Did Halstead strike lucky with the data used in his first published analysis of ‘industrial code’, obtaining a very high correlation that caused him to shift focus away from measuring algorithms to measuring programs? Unfortunately he died soon after publishing the work for which he is now known, so he did not get to comment on how his ideas were used over the subsequent years.

Why are people still attracted to the Halstead metrics, given their poor theoretical foundations and a predictive power that is comparable with using lines of code? Is it because the idea of code volume and length are easy to understand and so are attractive (dimensionally both of these metrics are the same, a fact that cannot hold for any self consistent concept of volume and length)? Is it because we don’t have alternative metrics that outperform the poorly performing ones proposed by Halstead, after all Copernicus only won out because his theory gave answers that were more accurate than Ptolomy’s.

Perhaps like the flat Earthers proponents of the Halstead metrics will always be with us.

Empirical software engineering is five years old

March 31st, 2011 2 comments

Science and engineering are built on theoretical models that are tested against measurements of ‘reality’. Until around 10 years ago there was very little software engineering ‘reality’ publicly available; companies rarely made source available and were generally unforthcoming about any bugs that had been discovered. What happened around 10 years ago was the creation of public software repositories such as SourceForge and public fault databases such as Bugzilla. At last researchers had access to what could be claimed to be real world data.

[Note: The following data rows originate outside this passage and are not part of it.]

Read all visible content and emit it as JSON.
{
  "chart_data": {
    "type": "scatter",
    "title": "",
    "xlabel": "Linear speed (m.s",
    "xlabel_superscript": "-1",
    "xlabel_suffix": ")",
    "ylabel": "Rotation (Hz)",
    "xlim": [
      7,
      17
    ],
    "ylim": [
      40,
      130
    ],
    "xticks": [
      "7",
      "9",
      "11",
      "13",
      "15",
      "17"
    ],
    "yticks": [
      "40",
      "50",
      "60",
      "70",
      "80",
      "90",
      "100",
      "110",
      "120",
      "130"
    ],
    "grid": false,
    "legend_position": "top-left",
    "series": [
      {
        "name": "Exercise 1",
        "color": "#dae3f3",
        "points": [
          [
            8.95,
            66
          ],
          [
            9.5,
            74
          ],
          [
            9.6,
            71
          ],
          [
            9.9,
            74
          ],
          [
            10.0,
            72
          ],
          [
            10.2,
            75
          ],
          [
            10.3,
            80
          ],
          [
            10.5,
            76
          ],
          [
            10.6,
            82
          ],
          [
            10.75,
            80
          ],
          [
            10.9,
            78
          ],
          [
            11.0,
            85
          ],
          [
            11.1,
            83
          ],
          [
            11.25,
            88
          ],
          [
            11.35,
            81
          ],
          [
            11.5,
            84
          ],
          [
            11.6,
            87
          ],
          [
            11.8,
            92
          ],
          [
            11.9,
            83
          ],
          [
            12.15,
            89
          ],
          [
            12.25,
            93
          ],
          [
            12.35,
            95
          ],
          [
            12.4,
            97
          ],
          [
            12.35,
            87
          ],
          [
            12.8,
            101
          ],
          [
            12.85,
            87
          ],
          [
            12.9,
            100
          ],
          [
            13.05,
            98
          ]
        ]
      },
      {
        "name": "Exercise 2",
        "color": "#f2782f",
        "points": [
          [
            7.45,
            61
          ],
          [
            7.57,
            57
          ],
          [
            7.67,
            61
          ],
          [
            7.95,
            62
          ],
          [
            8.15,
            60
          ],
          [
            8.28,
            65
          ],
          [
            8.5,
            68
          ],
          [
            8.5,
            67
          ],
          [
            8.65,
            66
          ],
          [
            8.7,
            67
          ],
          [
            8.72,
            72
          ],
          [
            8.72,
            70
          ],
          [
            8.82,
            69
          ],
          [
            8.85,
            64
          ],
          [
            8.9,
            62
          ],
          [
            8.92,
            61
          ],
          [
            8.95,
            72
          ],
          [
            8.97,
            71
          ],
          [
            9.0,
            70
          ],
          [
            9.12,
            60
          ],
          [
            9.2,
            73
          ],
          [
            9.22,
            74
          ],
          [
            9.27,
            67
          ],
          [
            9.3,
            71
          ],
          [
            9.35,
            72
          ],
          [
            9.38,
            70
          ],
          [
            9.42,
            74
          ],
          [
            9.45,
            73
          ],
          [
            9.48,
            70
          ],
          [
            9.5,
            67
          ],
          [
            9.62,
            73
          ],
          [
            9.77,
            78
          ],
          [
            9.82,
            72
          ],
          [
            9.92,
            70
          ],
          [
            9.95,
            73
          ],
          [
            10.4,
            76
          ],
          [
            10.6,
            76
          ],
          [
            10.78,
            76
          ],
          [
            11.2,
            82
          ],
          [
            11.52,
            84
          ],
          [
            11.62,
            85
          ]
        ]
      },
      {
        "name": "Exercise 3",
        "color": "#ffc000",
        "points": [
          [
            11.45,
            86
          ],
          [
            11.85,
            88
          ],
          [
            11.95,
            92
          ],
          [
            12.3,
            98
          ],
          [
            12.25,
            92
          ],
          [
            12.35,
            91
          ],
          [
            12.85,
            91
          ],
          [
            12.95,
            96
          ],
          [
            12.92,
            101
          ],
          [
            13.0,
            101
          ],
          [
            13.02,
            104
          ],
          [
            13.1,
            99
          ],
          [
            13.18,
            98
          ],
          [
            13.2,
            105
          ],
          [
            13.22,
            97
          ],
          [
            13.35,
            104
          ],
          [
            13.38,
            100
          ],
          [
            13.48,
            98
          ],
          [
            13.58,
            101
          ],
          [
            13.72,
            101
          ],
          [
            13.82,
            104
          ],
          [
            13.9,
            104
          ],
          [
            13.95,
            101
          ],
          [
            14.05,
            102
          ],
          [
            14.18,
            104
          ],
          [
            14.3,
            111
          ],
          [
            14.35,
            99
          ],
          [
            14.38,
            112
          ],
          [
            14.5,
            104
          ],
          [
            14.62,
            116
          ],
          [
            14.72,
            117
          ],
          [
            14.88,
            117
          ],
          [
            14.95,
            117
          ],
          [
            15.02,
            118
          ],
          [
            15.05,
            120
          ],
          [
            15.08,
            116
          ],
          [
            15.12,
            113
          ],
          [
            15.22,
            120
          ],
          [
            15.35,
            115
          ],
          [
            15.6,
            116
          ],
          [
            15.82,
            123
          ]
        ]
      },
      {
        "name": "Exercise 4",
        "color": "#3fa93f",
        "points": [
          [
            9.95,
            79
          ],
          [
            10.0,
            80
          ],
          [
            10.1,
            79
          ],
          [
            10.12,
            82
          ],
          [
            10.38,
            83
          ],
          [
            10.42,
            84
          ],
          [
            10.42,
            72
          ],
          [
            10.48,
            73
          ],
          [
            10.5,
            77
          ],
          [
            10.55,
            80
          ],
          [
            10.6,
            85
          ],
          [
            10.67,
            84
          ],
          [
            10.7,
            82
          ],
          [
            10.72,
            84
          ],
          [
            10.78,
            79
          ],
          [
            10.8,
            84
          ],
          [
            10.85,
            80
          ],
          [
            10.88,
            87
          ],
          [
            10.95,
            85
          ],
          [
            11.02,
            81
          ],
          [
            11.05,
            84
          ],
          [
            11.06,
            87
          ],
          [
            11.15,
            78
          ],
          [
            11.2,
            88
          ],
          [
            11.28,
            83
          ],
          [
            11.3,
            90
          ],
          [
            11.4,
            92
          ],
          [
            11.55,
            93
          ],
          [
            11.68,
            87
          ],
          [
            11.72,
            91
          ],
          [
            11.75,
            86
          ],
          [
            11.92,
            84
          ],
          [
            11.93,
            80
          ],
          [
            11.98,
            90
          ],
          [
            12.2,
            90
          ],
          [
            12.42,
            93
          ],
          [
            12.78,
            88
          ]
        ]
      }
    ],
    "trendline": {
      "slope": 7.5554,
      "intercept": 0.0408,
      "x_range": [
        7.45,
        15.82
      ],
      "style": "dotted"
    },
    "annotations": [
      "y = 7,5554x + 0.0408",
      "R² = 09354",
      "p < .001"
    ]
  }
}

Over the last five years there has been an explosion of papers using SourceForge/Bugzilla kinds of data looking for a connection between everything+kitchen sink and faults. The traditional measures such as Halstead and McCabe have not stood up well against this onslaught of data, hardly surprising given they were more or less conjured out of thin air. Some researchers are trying to extract information about developer characteristics from mailing lists; given that software is written by developers there is obviously a real need for the characteristics of major project contributors to play a significant role in any theory of software faults.

Software engineering data includes a lot more than what can be extracted from source code, bug lists and email lists. A growing number of repositories have been set up to hold measurement and experimental data, e.g., hardware failures, effort prediction (while some of this data is pre-2000 it tends to be low volume or poor quality), and file system related.

At the individual level a small number of researchers have made data available on their own web site, a few more will send a copy if asked and sadly there are many cases where the raw data has been lost. In two recent cases researchers have responded to my request for raw data by telling me they are working on additional papers and don’t want to make the data public yet. I can understand that obtaining interesting data requires a lot of work and researchers want to extract maximum benefit; I look forward to see the new papers and the eventual availability of the data.

My interest in all this data is that I have started work on a book covering empirical software engineering using R. Five years ago such book would have contained lots of equations, plenty of hand waving and if data sets were available they would probably have been small enough to print on one page. Today there are still plenty of equations (mostly relating to statistical this that and the other), no hand waving (well, none planned), data sets for everything covered (some in the gigabytes and a few that can still fit on a page) and pretty pictures (color graphs, as least for the pdf version).

When historians trace back the history of empirical software engineering I think they will say that it started for real sometime around 2005. Before then, any theories that were based on observation tended to have small, single study, data sets with little statistical significance or power.